The event, which WJLA notes doubled as a free concert, was put together by local organizers in less than 24 hours.
"[Go-go music] made me the man that I am today, and I will never let it go and I'm going to do whatever I can to keep that tradition alive," Wale said of the region's current controversy, brought on by a local business owner being forced to stop playing music after T-Mobile was allegedly threatened with legal action by a nearby resident.
Don Campbell, who owns a Metro PCS, said he was told to cease he longstanding tradition of playing go-go music by Metro PCS owners T-Mobile. Per DCist, Campbell had been playing go-go outside the shop since its opening day in 1995.

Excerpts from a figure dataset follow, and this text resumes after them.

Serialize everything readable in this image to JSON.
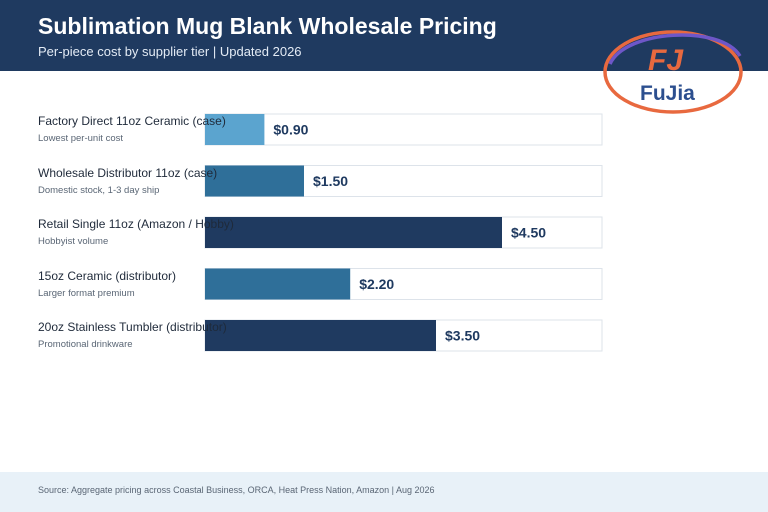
{
  "header": {
    "title": "Sublimation Mug Blank Wholesale Pricing",
    "subtitle": "Per-piece cost by supplier tier | Updated 2026"
  },
  "logo": {
    "text": "FuJia",
    "mark": "FJ"
  },
  "colors": {
    "header_bg": "#1f3a60",
    "footer_bg": "#e8f1f8",
    "light_blue": "#5ba4cf",
    "mid_blue": "#2f6f99",
    "navy": "#1f3a60"
  },
  "chart_data": {
    "type": "bar",
    "orientation": "horizontal",
    "categories": [
      "Factory Direct 11oz Ceramic (case)",
      "Wholesale Distributor 11oz (case)",
      "Retail Single 11oz (Amazon / Hobby)",
      "15oz Ceramic (distributor)",
      "20oz Stainless Tumbler (distributor)"
    ],
    "subtitles": [
      "Lowest per-unit cost",
      "Domestic stock, 1-3 day ship",
      "Hobbyist volume",
      "Larger format premium",
      "Promotional drinkware"
    ],
    "values": [
      0.9,
      1.5,
      4.5,
      2.2,
      3.5
    ],
    "value_labels": [
      "$0.90",
      "$1.50",
      "$4.50",
      "$2.20",
      "$3.50"
    ],
    "bar_colors": [
      "#5ba4cf",
      "#2f6f99",
      "#1f3a60",
      "#2f6f99",
      "#1f3a60"
    ],
    "xlim": [
      0,
      6
    ],
    "grid": false,
    "legend": "none"
  },
  "footer": {
    "source": "Source: Aggregate pricing across Coastal Business, ORCA, Heat Press Nation, Amazon | Aug 2026"
  }
}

Wale was joined Tuesday night at the Justin Johnson-arranged event by Flex Kartel, Biggs Cooley, Phil Ade, and more. In a tweet Wednesday afternoon, Wale pointed to event organizers as those in need of the praise for its success:
T-Mobile CEO John Legere said Wednesday he had "looked into this issue" personally, and believed that the music should be allowed to continue. "[We] are proud to be part of the Shaw community—the music will go on and our dealer will work with the neighbors to compromise volume," Legere said.
Earlier this month, Wale marked his fifth consecutive year as host of the WaleMania throwdown. The sold-out event included a live podcast, fan fest, and show. Smoke DZA and Flatbush Zombies were among those Wale welcomed to the stage for the wrestling celebration.